Reflections of my first "big" speech
Updated: Apr 12
About 10 years ago, I had my first “big” speech. Although it wasn’t my very first speech, it was certainly the most meaningful at that point in my career and the most attended.
I’ll never forget: it was at The Broadmoor. My Tourette’s and stuttering were pretty bad during that speech. I was pretty nervous yet eager to share my message.
In the audience, was Tiffany Ott, a parent from the school I worked at in Fountain, CO. Here are some of Ms. Ott’s thoughts on my speech:
“Mark is such an inspiration to listen to. He seems to know how to cater his speeches to his audience whether it be children, teachers, parents, etc. He uplifts his audience and opens their eyes and shows them a new perspective to a life with disabilities. I've seen those that have children with newly diagnosed disabilities and those that have had disabilities their whole life come up to him and praise him on how relatable his speech was to them. He truly gives hope to parents and those who feel defeated because of an adversity. He shows them it IS possible to be successful in this world as long as you work for it and keep trying even when you fall down or stumble.”

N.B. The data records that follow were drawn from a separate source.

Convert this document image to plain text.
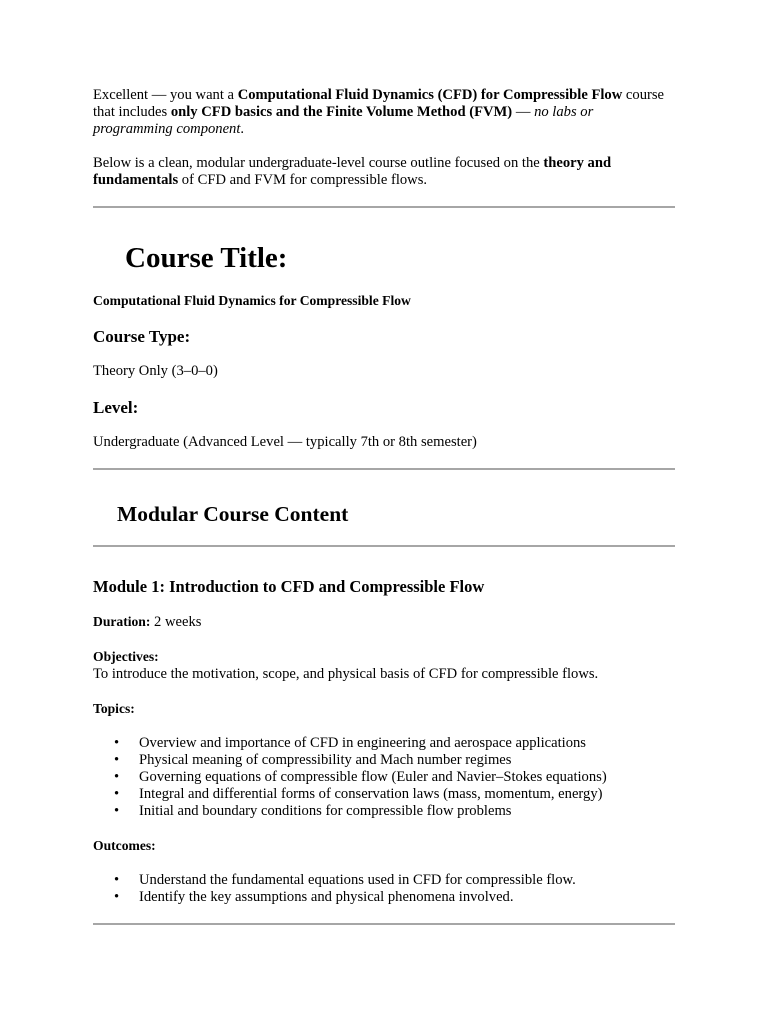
Excellent — you want a Computational Fluid Dynamics (CFD) for Compressible Flow course that includes only CFD basics and the Finite Volume Method (FVM) — no labs or programming component.

Below is a clean, modular undergraduate-level course outline focused on the theory and fundamentals of CFD and FVM for compressible flows.

Course Title:

Computational Fluid Dynamics for Compressible Flow

Course Type:

Theory Only (3–0–0)

Level:

Undergraduate (Advanced Level — typically 7th or 8th semester)

Modular Course Content
Module 1: Introduction to CFD and Compressible Flow

Duration: 2 weeks

Objectives:
To introduce the motivation, scope, and physical basis of CFD for compressible flows.

Topics:

• Overview and importance of CFD in engineering and aerospace applications
• Physical meaning of compressibility and Mach number regimes
• Governing equations of compressible flow (Euler and Navier–Stokes equations)
• Integral and differential forms of conservation laws (mass, momentum, energy)
• Initial and boundary conditions for compressible flow problems

Outcomes:

• Understand the fundamental equations used in CFD for compressible flow.
• Identify the key assumptions and physical phenomena involved.
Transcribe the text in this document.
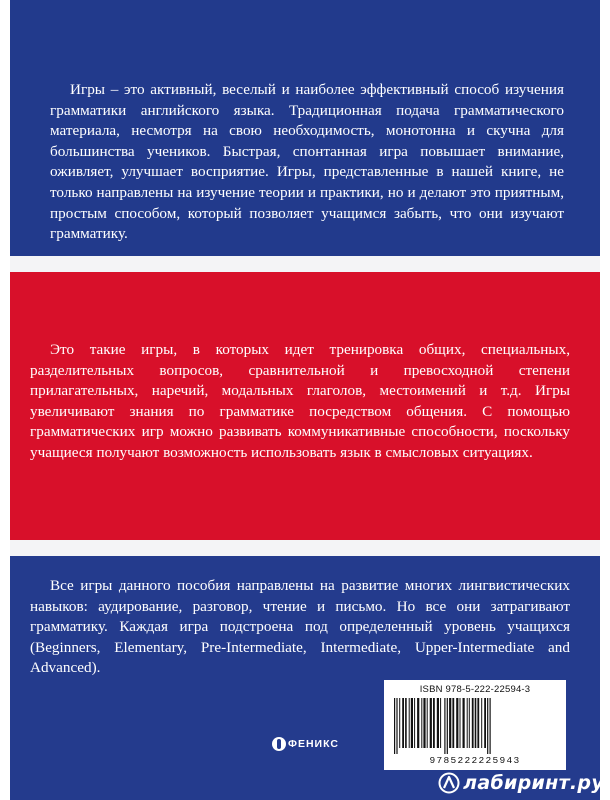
Игры – это активный, веселый и наиболее эффективный способ изучения грамматики английского языка. Традиционная подача грамматического материала, несмотря на свою необходимость, монотонна и скучна для большинства учеников. Быстрая, спонтанная игра повышает внимание, оживляет, улучшает восприятие. Игры, представленные в нашей книге, не только направлены на изучение теории и практики, но и делают это приятным, простым способом, который позволяет учащимся забыть, что они изучают грамматику.

Это такие игры, в которых идет тренировка общих, специальных, разделительных вопросов, сравнительной и превосходной степени прилагательных, наречий, модальных глаголов, местоимений и т.д. Игры увеличивают знания по грамматике посредством общения. С помощью грамматических игр можно развивать коммуникативные способности, поскольку учащиеся получают возможность использовать язык в смысловых ситуациях.

Все игры данного пособия направлены на развитие многих лингвистических навыков: аудирование, разговор, чтение и письмо. Но все они затрагивают грамматику. Каждая игра подстроена под определенный уровень учащихся (Beginners, Elementary, Pre-Intermediate, Intermediate, Upper-Intermediate and Advanced).

ФЕНИКС
ISBN 978-5-222-22594-3
9785222225943
лабиринт.ру
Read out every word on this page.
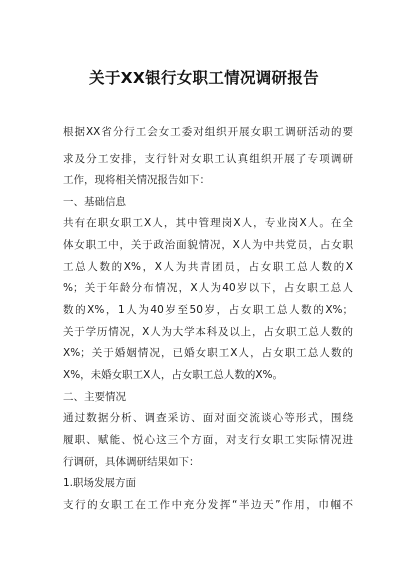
关于XX银行女职工情况调研报告
根据XX省分行工会女工委对组织开展女职工调研活动的要
求及分工安排，支行针对女职工认真组织开展了专项调研
工作，现将相关情况报告如下：
一、基础信息
共有在职女职工X人，其中管理岗X人，专业岗X人。在全
体女职工中，关于政治面貌情况，X人为中共党员，占女职
工总人数的X%，X人为共青团员，占女职工总人数的X
%；关于年龄分布情况，X人为40岁以下，占女职工总人
数的X%，1人为40岁至50岁，占女职工总人数的X%；
关于学历情况，X人为大学本科及以上，占女职工总人数的
X%；关于婚姻情况，已婚女职工X人，占女职工总人数的
X%，未婚女职工X人，占女职工总人数的X%。
二、主要情况
通过数据分析、调查采访、面对面交流谈心等形式，围绕
履职、赋能、悦心这三个方面，对支行女职工实际情况进
行调研，具体调研结果如下：
1.职场发展方面
支行的女职工在工作中充分发挥“半边天”作用，巾帼不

As I was speaking to Ms. Ott after my speech, a lady staggered up to me. She was in tears. She said to me that she had come all the way from Grand Junction, CO to Colorado Springs, to watch me speak because her school-aged son had just been diagnosed with Tourette’s syndrome.
Ms. Ott watched as me and this lady conversed about Tourette’s and how her son can overcome it and be successful in life.
After the lady had departed, Ms. Ott said to me, “That woman needed to hear you. God intended for her to hear you today to show her that her son will be okay, and that he can be successful in life. If nothing else, connecting with her made this whole speech worthwhile”
Though I am not a parent, I’ve always tried to be empathetic to parents of kids with disabilities, and I imagine when a parent first hears a diagnosis, so many tornado-ing thoughts go through their mind…will my kid be okay, will they need assistance their whole live, will they make it through school. All the things I did naturally, not easily, but naturally because of the supports I had in my life growing up and my persevering attitude and determination.
Thank you, Ms. Ott, for helping me realize the power my words have, not only on that lady on this day, but the power my words have with any parent with a child with a disability.